Data to create the models was taken from severe thunderstorm outbreaks that occurred across Upstate New York from 2013 and 2014. Severe storm reports and archived radar data were used to identify severe storms. In total, 513 storm reports were used, and 70% of these (359) were randomly selected to build the model while the remaining 30% (154) were used as data to test the models against. An addition 1000-1500 storm reports from severe thunderstorm outbreaks in 2013-2017 plan to be added to the overall dataset and the process of building and testing the models will be repeated to increase accuracy and confidence. These additional data points will enable us to split the dataset geographically. Instead of considering all severe thunderstorms across all of Upstate New York, we will be able to build and analyze models that include only thunderstorms that occurred only in the Adirondack Mountains and only in the Hudson River Valley, for example. This geographic split, and the differences and similarities among the parameters with the strongest correlations between regions, will allow us to identify which factors are most important in the local terrain. In addition, future null data points (thunderstorms that did not produce severe wind or hail) are planned to be added to the models in order to not be able to predict how a thunderstorm might be severe, but the likelihood that it actually does end up producing severe threats.
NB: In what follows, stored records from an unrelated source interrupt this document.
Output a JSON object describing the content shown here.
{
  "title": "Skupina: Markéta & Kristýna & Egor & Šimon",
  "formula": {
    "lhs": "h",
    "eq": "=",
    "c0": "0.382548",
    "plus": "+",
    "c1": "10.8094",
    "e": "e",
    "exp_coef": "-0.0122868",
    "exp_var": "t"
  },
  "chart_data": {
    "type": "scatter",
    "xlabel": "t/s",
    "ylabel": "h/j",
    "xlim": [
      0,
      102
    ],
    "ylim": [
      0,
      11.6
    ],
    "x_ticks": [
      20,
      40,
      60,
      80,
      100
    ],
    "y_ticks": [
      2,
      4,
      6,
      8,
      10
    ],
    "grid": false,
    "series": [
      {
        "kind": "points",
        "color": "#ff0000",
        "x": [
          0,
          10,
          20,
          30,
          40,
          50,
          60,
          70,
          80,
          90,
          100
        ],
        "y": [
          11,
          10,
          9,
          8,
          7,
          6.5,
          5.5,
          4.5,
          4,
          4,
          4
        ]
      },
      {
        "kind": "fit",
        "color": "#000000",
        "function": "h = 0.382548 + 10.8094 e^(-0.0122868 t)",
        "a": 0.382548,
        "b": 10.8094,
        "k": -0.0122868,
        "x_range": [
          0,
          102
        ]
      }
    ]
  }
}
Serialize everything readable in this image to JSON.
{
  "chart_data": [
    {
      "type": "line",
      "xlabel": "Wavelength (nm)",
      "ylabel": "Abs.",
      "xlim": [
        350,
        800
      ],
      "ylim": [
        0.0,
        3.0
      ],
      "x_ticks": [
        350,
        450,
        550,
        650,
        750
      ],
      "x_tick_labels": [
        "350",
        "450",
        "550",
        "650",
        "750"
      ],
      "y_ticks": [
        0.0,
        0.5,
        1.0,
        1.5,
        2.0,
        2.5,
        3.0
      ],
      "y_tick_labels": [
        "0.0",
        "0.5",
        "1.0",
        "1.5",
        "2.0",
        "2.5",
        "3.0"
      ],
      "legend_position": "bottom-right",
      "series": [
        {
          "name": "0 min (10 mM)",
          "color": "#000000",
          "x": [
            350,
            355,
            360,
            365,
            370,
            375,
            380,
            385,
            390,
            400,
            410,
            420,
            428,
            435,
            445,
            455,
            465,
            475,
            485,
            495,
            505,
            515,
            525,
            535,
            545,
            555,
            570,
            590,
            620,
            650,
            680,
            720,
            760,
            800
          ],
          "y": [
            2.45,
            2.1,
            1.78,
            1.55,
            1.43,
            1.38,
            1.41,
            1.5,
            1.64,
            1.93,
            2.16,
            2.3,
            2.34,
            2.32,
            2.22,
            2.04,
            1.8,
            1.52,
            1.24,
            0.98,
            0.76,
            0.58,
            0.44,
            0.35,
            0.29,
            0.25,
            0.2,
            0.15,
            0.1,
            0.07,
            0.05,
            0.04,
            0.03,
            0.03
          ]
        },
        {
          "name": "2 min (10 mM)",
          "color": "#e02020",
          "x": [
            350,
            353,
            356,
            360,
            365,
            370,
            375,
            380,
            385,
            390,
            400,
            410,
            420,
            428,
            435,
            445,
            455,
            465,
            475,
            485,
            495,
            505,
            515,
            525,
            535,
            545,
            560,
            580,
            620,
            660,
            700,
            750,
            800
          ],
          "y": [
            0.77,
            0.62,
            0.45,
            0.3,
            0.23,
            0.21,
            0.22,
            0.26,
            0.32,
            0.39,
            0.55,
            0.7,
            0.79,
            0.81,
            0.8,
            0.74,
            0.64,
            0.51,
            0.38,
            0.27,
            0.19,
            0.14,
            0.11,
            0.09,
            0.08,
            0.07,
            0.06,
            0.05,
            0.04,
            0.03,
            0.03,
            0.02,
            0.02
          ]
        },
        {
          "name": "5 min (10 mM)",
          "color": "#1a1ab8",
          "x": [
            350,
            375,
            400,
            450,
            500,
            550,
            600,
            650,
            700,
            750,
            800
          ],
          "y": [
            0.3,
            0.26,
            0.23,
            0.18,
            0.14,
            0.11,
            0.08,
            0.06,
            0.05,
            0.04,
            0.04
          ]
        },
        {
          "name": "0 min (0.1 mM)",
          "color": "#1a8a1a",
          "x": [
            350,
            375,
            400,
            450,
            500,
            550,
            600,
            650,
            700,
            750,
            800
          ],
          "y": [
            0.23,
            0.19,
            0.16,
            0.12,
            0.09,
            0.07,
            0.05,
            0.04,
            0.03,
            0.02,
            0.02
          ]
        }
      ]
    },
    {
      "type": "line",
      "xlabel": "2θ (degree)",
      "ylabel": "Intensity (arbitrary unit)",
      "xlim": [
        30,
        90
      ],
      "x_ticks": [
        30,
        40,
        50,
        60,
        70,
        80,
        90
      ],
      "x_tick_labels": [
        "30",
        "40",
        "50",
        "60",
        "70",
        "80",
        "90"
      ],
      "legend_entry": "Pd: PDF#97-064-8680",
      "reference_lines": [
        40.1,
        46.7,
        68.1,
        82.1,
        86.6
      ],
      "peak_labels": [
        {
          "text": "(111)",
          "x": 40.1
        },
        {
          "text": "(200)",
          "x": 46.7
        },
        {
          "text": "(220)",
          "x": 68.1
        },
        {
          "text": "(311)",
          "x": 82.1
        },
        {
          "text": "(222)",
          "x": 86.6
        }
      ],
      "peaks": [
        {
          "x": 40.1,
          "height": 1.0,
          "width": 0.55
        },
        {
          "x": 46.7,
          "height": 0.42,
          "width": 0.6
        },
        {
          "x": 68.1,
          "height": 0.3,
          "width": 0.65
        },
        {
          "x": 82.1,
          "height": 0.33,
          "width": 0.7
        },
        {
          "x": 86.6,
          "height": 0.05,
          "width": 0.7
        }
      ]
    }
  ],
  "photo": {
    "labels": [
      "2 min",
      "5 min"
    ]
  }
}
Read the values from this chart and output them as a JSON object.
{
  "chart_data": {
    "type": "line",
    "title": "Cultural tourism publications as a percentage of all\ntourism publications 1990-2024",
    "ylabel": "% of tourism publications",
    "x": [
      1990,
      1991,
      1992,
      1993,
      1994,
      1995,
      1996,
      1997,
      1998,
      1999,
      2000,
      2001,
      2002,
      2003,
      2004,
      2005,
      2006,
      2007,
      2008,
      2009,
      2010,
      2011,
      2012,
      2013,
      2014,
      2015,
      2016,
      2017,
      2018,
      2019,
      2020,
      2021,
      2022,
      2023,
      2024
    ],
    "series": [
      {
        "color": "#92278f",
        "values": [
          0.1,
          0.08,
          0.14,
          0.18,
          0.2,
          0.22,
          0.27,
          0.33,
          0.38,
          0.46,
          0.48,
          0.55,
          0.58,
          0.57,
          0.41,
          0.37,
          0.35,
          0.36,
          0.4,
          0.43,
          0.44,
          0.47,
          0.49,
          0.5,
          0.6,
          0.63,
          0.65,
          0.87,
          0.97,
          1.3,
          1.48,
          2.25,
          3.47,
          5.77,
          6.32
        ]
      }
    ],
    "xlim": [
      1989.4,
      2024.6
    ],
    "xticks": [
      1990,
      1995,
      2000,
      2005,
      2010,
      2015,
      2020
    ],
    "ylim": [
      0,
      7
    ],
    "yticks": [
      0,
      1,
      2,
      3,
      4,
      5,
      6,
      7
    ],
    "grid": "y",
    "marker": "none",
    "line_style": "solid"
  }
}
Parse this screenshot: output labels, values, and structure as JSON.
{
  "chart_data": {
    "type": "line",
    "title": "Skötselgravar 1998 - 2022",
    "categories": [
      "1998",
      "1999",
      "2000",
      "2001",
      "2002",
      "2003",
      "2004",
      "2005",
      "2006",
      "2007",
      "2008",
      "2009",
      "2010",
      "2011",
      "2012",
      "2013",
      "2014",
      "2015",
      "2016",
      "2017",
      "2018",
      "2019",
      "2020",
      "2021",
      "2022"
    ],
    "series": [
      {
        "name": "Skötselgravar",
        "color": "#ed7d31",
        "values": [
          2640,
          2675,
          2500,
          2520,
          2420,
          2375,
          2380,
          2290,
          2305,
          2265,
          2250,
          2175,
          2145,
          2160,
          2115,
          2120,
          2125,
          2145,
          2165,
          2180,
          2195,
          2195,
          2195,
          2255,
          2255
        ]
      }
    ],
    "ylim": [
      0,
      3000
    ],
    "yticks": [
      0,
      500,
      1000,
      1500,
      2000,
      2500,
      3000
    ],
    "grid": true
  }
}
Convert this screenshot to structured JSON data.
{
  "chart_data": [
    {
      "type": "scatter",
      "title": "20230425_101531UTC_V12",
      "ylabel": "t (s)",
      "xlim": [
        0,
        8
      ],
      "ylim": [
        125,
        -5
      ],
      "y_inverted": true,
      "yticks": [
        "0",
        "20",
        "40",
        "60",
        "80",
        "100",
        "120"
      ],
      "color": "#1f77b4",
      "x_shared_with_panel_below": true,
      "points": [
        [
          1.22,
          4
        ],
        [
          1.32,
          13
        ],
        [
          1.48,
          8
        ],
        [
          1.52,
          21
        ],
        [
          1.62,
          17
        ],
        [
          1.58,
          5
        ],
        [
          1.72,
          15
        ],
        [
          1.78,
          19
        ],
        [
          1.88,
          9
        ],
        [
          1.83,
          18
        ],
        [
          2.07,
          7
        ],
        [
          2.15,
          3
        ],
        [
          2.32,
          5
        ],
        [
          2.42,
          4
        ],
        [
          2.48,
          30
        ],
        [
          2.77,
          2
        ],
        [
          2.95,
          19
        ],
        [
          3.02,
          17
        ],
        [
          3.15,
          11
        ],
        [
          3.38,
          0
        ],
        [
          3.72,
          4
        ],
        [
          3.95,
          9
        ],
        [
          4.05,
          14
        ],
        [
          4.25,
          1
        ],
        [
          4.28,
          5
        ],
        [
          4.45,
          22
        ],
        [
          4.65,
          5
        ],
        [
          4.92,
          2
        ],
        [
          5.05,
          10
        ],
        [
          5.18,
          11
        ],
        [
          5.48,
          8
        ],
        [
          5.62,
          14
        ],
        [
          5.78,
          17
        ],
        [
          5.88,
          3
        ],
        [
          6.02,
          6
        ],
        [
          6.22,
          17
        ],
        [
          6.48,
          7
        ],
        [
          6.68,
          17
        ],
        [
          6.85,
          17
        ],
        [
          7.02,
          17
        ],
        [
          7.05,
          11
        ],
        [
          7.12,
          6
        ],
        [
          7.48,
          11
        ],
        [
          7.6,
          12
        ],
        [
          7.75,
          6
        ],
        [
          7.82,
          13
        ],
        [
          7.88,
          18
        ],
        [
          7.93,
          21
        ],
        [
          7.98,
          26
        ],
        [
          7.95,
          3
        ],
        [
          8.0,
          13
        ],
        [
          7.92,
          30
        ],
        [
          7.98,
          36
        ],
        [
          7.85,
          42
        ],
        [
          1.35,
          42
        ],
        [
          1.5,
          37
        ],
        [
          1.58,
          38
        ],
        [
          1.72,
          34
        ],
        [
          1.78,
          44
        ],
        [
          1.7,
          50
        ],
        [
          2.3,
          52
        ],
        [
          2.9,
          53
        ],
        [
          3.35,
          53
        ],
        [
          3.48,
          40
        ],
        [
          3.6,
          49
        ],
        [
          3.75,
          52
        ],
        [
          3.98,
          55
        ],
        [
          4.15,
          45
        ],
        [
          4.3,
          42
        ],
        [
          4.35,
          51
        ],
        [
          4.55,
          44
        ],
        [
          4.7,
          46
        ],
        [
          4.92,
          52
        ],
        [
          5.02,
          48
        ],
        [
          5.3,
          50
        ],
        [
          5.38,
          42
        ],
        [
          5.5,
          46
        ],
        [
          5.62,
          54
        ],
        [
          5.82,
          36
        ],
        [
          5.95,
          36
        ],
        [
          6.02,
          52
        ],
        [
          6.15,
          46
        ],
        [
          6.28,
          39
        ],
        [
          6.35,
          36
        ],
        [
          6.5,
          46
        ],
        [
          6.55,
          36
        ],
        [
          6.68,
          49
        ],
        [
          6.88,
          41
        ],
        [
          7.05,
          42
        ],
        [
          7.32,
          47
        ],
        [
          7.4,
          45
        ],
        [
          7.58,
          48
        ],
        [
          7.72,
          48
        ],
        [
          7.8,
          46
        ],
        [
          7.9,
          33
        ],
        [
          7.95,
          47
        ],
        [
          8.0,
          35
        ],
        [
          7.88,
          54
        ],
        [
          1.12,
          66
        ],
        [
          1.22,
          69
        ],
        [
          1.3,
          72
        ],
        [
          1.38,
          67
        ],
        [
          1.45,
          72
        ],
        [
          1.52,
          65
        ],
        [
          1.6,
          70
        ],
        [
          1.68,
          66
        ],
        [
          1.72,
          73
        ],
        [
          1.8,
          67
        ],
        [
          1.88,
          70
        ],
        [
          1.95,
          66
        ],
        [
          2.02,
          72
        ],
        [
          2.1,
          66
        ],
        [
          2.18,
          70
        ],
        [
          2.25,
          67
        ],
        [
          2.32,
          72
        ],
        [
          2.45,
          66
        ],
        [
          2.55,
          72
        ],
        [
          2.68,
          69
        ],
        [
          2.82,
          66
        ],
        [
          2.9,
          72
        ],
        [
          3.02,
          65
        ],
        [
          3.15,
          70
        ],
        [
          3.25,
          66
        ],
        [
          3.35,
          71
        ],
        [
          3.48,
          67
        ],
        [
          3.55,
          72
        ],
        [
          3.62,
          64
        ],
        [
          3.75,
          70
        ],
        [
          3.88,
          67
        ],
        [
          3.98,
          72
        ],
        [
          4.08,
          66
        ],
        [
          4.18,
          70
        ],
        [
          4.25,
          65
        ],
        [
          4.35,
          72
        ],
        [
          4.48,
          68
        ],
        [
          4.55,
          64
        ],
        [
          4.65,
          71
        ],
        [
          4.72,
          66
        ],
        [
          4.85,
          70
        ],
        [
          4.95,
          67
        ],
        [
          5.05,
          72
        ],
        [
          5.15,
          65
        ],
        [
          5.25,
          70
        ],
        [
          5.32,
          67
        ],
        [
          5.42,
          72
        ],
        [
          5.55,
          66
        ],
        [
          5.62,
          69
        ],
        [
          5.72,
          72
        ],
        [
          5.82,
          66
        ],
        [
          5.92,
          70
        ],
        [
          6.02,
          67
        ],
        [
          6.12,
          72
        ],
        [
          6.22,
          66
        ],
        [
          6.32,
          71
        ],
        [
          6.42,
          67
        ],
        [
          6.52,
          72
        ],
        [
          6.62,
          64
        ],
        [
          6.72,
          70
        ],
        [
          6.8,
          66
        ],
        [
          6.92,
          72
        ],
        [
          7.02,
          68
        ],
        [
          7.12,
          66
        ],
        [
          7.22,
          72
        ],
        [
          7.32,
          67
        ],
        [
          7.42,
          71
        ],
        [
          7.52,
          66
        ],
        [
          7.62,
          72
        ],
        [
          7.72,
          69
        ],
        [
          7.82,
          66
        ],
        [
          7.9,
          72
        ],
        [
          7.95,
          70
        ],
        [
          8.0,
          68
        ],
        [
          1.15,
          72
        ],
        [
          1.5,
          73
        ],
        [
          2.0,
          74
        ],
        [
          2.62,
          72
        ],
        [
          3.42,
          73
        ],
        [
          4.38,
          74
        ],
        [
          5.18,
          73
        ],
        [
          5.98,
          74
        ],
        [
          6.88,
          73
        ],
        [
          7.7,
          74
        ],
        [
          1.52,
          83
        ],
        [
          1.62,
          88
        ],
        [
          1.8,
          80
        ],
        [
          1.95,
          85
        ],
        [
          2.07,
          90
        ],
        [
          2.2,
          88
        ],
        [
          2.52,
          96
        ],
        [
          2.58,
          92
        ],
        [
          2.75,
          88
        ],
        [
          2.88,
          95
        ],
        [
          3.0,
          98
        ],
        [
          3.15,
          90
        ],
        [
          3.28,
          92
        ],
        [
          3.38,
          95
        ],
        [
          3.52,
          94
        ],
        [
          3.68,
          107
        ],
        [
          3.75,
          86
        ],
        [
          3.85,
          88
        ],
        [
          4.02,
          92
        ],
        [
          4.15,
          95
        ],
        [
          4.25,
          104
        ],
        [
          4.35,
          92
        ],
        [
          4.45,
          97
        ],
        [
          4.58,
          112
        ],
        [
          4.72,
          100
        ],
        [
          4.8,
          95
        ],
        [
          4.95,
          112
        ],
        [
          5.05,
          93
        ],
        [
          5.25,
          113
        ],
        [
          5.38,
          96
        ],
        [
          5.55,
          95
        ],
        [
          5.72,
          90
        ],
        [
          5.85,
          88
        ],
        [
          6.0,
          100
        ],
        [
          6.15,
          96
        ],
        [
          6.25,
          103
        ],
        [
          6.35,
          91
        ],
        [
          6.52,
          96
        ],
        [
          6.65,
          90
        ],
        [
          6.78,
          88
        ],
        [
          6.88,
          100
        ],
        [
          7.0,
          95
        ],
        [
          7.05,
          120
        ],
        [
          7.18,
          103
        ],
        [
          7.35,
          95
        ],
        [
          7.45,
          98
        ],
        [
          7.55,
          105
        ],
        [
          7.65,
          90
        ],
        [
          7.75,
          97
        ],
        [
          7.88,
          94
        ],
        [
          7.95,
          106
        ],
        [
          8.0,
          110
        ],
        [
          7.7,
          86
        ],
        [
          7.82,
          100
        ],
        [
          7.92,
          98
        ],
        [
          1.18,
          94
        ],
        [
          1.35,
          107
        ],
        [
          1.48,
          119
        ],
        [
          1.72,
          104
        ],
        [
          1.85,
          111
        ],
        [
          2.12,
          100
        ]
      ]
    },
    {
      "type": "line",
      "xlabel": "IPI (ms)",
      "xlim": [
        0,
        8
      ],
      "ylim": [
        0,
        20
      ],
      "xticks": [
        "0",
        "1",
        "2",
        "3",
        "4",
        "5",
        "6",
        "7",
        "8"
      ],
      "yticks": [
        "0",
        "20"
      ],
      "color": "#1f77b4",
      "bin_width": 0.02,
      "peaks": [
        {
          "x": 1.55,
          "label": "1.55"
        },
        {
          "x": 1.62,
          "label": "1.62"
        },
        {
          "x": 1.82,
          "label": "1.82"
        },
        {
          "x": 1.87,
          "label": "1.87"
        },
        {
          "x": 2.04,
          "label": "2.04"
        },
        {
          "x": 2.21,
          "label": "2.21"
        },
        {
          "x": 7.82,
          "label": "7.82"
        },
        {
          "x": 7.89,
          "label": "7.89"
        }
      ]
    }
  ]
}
The models, once fully built and tested, can have significant operational usefulness in their ability to determine the type of severe threat a thunderstorm is most likely to pose and the probability of the severe threat occurring. The details of the models themselves can also open avenues of future research into the thunderstorm formation process, and can be compared to similar research done for thunderstorms in other regions of the US. As it currently stands, a process has been developed to use the values of 48 environmental parameters at the time of thunderstorm formation to predict the type of severe threat posed by that storm. The predictive power of this process will be determined, and topics of potential future study within thunderstorm formation will be analyzed. In the spring of 2019, 1000-1500 additional data points will be added to the models, and the process will be re-assessed.